The agenda is operationalized through five Ten-Year Implementation Plans. The first plan covers the years 2014 to 2023 and the second spans 2024 to 2033. This second Ten-Year Plan emphasizes “acceleration of implementation, building on the first that primarily focused on convergence.” According to Kisira, the first plan faced challenges, including insufficient awareness and limited implementation at the national level. The second decade marks a period of speed and scale and is structured by “ambitions beyond the ordinary.”
The AUDA-NEPAD panelists highlighted how the model is the only one with features that are essential to the second Ten-Year Plan’s success, citing IFs ability to both “domesticate” the second Ten-Year Plan down to national and regional levels using a systems-wide approach and to aid evaluators with retrospective monitoring. “The beauty of IFs model looks at targets in an integrated manner. We need a system that looks not just at education but also health and everything it touches,” observed Gideon Nimako, one of the panelists.
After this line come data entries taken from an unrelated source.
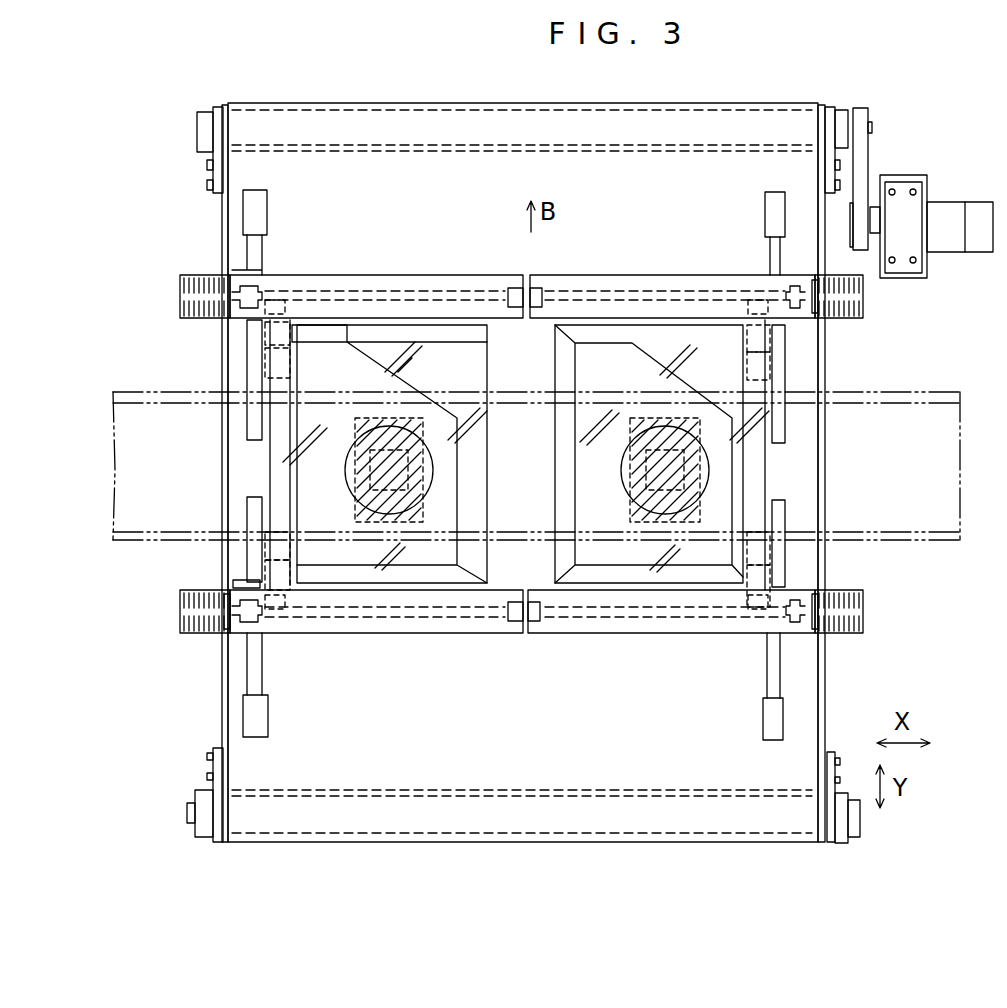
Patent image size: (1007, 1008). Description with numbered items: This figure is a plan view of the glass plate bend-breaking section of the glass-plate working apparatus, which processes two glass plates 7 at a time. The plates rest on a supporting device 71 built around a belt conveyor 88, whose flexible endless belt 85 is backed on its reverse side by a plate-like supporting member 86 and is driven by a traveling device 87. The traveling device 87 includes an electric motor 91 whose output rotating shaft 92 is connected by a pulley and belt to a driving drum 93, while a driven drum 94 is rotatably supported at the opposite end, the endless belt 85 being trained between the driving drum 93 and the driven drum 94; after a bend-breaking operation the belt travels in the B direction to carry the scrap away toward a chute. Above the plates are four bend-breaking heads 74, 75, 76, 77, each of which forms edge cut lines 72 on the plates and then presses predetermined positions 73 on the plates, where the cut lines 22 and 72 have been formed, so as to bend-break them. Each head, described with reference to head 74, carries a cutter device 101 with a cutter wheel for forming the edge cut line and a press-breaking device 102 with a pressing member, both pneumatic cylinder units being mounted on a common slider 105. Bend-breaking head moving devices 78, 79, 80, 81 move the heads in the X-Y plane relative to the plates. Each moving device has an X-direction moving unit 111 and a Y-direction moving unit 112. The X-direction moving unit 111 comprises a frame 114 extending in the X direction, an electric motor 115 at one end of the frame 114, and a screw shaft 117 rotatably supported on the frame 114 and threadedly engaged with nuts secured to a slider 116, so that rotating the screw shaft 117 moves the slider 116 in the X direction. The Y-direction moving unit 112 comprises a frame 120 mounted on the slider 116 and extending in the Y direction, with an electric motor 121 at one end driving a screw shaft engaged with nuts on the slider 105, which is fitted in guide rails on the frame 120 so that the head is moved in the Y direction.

The glass plate 7 is at (471, 330).
The cut line 22 is at (689, 370).
The supporting device 71 is at (676, 845).
The edge cut line 72 is at (359, 325).
The predetermined position 73 is at (331, 325).
The bend-breaking head 74 is at (780, 352).
The bend-breaking head 75 is at (772, 548).
The bend-breaking head 76 is at (262, 352).
The bend-breaking head 77 is at (262, 548).
The bend-breaking head moving device 78 is at (870, 318).
The bend-breaking head moving device 79 is at (868, 634).
The bend-breaking head moving device 80 is at (190, 265).
The bend-breaking head moving device 81 is at (190, 630).
The endless belt 85 is at (371, 820).
The plate-like supporting member 86 is at (224, 688).
The traveling device 87 is at (929, 172).
The belt conveyor 88 is at (822, 104).
The electric motor 91 is at (963, 204).
The output rotating shaft 92 is at (876, 180).
The driving drum 93 is at (227, 107).
The driven drum 94 is at (221, 840).
The cutter device 101 is at (262, 335).
The press-breaking device 102 is at (265, 370).
The slider 105 is at (300, 320).
The X-direction moving unit 111 is at (186, 280).
The Y-direction moving unit 112 is at (269, 188).
The frame 114 is at (390, 278).
The electric motor 115 is at (185, 296).
The slider 116 is at (816, 282).
The screw shaft 117 is at (620, 300).
The frame 120 is at (250, 431).
The electric motor 121 is at (245, 215).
However, challenges remain. Nazare underscored the difficulty of harmonizing national plans with regional and continental goals while addressing specific country needs. “We need African solutions for African problems,” she stressed, adding that sustainable livelihoods and more robust domestic private sectors are key to success.
During his closing remarks, Jonathan Moyer, the director of the Pardee Institute, reiterated the importance of knowledge transfer, noting that it is a two-way street. Moyer commended the representatives from AUDA-NEPAD for their continuous collaboration with the Pardee Institute and offered that the Institute continues to apply learnings from its ongoing work with AUDA-NEPAD in ways that strengthen the reach and impact of this tool and the research it informs.
The event underscored the vital role partnerships like AUDA-NEPAD and the Pardee Institute play in advancing Africa’s development agenda, integrating cutting-edge tools like the IFs model with localized knowledge and innovative thinking.
The event also provided a platform for engagement between students and faculty from the Josef Korbel School of International Studies, along with staff from the Pardee Institute. Attendees had the opportunity to listen to and interact with representatives from AUDA-NEPAD, enhancing their understanding of key issues regarding the African development agenda and fostering meaningful dialogues on the topic.